America’s Health Rankings: The prevalence of diabetes and chronic obstructive pulmonary disease (COPD) at the state level.

Over time, we plan to add additional sources to enhance existing variables and introduce new ones. The differentiator for the Health Equity Tracker is bringing all these interconnected and dynamic variables into one platform, thus reducing barriers to access the data and shed light on data quality and access issues.

Presenting data on the Health Equity Tracker reduces barriers to the data—another health equity issue. For example, the CDC’s “case surveillance restricted access data” set is available by application only and contains millions of lines of code. By using the powerful visualizations developed for the Health Equity Tracker, decision makers can draw insights to health equity issues and better guide decisions on resource allocation and other policies. Data-driven decision-making is empowered by making the data accessible to as many users as possible, including policy influencers and community leaders. This supports the strategy of identifying outsize burdens of disease, mapping areas where communities are most impacted, and identifying data gaps and data quality issues. This makes data actionable by highlighting impact and region, thereby guiding policy decisions.

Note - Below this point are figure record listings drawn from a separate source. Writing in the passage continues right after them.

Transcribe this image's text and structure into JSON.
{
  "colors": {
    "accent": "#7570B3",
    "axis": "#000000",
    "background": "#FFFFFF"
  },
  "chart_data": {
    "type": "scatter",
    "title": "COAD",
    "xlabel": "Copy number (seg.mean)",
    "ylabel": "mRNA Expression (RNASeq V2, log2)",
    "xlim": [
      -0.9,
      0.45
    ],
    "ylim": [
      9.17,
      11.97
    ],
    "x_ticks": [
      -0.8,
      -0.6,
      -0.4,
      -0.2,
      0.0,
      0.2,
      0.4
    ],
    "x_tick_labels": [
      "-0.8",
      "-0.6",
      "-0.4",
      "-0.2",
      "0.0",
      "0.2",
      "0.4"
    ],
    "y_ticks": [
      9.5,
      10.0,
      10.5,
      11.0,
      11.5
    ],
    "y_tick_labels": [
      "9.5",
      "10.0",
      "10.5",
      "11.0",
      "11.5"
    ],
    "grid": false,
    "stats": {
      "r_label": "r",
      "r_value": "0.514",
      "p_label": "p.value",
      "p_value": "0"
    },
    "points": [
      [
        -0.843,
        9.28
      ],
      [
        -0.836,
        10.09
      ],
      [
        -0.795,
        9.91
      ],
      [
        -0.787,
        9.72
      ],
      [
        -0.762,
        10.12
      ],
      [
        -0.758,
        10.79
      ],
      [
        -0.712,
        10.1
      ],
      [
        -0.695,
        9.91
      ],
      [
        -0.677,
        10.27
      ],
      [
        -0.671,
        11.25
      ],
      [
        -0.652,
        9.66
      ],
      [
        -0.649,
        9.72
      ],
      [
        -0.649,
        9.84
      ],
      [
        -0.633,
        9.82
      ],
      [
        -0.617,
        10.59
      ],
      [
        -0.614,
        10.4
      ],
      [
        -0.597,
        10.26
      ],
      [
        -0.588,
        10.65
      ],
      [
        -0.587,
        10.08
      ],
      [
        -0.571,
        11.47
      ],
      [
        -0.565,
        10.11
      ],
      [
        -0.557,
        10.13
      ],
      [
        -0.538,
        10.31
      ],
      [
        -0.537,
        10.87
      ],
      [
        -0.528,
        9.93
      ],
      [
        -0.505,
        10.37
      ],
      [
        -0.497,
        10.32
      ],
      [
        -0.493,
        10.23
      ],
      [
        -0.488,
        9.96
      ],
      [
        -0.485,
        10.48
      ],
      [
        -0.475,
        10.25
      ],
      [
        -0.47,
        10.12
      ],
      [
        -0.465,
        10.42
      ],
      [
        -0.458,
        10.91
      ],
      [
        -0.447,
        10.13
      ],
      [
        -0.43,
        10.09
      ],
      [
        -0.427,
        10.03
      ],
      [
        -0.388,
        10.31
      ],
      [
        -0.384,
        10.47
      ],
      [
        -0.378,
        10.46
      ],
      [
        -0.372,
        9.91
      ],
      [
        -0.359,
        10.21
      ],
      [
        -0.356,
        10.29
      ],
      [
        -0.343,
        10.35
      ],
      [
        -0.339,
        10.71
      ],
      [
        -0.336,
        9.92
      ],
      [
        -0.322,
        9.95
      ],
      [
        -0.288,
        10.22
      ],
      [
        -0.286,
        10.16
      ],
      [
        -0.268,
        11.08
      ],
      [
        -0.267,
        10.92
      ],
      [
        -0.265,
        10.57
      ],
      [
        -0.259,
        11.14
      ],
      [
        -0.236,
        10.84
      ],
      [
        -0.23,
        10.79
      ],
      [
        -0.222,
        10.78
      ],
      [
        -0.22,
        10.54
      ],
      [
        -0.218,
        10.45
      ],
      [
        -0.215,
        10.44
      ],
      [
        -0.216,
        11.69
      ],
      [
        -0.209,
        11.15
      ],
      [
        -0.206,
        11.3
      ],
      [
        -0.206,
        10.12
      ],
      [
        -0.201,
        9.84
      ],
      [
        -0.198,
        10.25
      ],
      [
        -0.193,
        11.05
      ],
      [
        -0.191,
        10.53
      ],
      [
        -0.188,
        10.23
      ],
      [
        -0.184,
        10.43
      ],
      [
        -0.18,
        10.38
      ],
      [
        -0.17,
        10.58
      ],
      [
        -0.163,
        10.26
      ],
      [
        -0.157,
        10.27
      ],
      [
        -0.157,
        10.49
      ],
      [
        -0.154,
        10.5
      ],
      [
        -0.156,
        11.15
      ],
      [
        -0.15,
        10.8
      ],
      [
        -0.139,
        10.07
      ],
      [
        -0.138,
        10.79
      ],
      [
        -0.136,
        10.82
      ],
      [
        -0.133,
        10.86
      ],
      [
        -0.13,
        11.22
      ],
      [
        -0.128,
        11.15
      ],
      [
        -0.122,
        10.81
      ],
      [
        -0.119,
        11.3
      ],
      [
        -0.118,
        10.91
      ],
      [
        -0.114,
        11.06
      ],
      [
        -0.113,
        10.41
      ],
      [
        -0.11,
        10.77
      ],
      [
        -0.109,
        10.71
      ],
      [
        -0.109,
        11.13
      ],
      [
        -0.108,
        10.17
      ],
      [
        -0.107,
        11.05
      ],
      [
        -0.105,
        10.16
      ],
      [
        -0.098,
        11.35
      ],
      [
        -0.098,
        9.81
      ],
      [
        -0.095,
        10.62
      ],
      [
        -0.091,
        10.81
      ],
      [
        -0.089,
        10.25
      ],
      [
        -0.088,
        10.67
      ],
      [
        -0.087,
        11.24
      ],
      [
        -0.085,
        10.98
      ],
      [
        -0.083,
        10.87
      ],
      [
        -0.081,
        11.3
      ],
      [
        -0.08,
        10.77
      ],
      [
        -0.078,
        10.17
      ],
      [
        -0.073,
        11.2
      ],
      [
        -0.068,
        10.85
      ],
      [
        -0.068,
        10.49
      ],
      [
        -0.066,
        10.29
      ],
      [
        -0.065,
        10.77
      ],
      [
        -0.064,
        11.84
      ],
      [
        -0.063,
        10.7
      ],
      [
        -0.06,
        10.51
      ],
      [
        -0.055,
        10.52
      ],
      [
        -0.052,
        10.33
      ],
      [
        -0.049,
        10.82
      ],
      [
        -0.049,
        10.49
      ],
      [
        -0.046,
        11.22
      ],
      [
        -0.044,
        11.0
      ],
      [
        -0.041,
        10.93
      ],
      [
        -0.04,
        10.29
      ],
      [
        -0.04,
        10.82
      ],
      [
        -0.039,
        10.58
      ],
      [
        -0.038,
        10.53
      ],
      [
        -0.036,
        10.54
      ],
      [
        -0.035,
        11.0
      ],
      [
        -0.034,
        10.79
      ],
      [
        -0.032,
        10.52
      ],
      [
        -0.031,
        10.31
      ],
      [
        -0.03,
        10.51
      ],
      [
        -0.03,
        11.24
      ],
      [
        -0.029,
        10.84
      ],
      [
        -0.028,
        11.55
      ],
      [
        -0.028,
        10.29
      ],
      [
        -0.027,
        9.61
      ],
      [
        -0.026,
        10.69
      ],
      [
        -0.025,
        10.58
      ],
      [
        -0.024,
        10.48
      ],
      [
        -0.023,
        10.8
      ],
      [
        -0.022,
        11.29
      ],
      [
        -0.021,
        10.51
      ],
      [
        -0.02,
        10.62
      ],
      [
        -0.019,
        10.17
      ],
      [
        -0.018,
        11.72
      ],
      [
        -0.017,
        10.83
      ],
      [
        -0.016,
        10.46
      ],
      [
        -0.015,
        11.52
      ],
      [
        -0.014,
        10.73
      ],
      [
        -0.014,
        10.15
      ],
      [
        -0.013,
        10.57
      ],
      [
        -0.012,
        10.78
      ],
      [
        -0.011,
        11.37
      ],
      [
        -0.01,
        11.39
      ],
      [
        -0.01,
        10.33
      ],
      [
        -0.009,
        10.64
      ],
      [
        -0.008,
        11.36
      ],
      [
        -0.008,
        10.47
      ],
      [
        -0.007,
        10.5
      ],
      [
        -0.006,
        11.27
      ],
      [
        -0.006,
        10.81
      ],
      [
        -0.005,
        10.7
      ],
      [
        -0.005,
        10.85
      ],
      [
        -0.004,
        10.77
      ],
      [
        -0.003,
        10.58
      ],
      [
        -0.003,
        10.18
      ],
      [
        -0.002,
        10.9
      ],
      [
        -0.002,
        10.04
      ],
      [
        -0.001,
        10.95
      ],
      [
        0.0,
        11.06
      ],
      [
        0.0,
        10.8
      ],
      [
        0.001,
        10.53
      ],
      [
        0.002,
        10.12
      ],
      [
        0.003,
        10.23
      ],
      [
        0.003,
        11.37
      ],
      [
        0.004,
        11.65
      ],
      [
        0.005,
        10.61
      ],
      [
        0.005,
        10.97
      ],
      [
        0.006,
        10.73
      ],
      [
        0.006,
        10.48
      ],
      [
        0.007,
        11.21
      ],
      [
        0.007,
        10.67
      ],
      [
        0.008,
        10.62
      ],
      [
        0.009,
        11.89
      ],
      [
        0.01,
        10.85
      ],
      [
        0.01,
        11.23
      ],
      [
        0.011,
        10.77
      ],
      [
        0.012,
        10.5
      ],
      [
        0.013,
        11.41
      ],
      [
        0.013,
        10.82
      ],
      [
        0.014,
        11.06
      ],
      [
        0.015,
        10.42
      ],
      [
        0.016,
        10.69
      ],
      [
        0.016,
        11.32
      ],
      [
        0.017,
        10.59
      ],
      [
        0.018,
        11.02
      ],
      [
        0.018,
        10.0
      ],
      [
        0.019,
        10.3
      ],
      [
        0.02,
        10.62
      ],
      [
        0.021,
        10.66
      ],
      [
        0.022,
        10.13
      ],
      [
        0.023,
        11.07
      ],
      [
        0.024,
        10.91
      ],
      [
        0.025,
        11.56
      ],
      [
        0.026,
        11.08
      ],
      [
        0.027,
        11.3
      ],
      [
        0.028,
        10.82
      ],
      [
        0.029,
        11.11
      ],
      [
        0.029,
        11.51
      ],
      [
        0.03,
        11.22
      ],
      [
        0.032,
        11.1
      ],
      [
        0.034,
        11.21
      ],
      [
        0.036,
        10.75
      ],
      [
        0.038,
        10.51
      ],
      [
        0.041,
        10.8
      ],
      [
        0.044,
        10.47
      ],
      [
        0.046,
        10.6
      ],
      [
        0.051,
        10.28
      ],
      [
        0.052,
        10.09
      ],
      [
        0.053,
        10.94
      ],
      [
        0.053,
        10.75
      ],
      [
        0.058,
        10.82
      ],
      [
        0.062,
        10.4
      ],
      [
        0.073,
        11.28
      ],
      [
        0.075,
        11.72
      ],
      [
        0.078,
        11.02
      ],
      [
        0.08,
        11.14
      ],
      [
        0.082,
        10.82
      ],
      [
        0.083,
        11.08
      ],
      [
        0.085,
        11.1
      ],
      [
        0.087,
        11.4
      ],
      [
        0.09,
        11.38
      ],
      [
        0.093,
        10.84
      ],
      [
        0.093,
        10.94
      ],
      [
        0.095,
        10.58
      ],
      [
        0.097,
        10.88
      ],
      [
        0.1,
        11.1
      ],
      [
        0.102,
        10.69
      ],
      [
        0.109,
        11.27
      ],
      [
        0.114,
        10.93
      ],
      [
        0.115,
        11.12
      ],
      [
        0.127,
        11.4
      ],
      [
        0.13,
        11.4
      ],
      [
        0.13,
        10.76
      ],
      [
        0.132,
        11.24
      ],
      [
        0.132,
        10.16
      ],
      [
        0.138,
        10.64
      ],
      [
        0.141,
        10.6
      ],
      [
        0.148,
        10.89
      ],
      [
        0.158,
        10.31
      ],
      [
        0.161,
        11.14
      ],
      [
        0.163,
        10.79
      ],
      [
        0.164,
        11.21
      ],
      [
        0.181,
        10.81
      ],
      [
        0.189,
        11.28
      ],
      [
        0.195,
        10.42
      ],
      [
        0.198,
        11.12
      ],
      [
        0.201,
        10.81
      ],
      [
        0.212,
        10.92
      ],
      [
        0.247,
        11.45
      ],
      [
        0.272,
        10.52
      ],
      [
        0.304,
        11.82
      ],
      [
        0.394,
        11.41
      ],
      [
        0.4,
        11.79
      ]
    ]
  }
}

The comprehensive data collected by SHLI on the social and political determinants of health in communities of color can be used to create a targeted approach for individuals and communities to meet their full health potential. In the case of violence prevention and intervention, that would entail allocating resources to prevent incidents and improve survival of violent injury.

To effect maximal change, we must be able to understand and engage with the depth and breadth of the problem—through targeted policy to address concentrated poverty, underfunded and underperforming schools and an unfair criminal justice system, among many other issues. This is critical because only policy can fix what policy created in the first place. Moving away from a siloed approach, we must focus our efforts to reduce violence in ways that reflects the broad complexity of a problem that is multifactorial in nature.

For too long, policy has been utilized as a tool of oppression. As our nation faces dueling public health epidemics, we now are in a phase where we are equipped with both the opportunity and responsibility to eliminate the health inequities that continue to decimate communities across the U.S. Honoring the indiscretions of the past begins with implementing actionable solutions to chip away at existing inequities so we can finally realize a healthy, equitable and inclusive society. The time is now.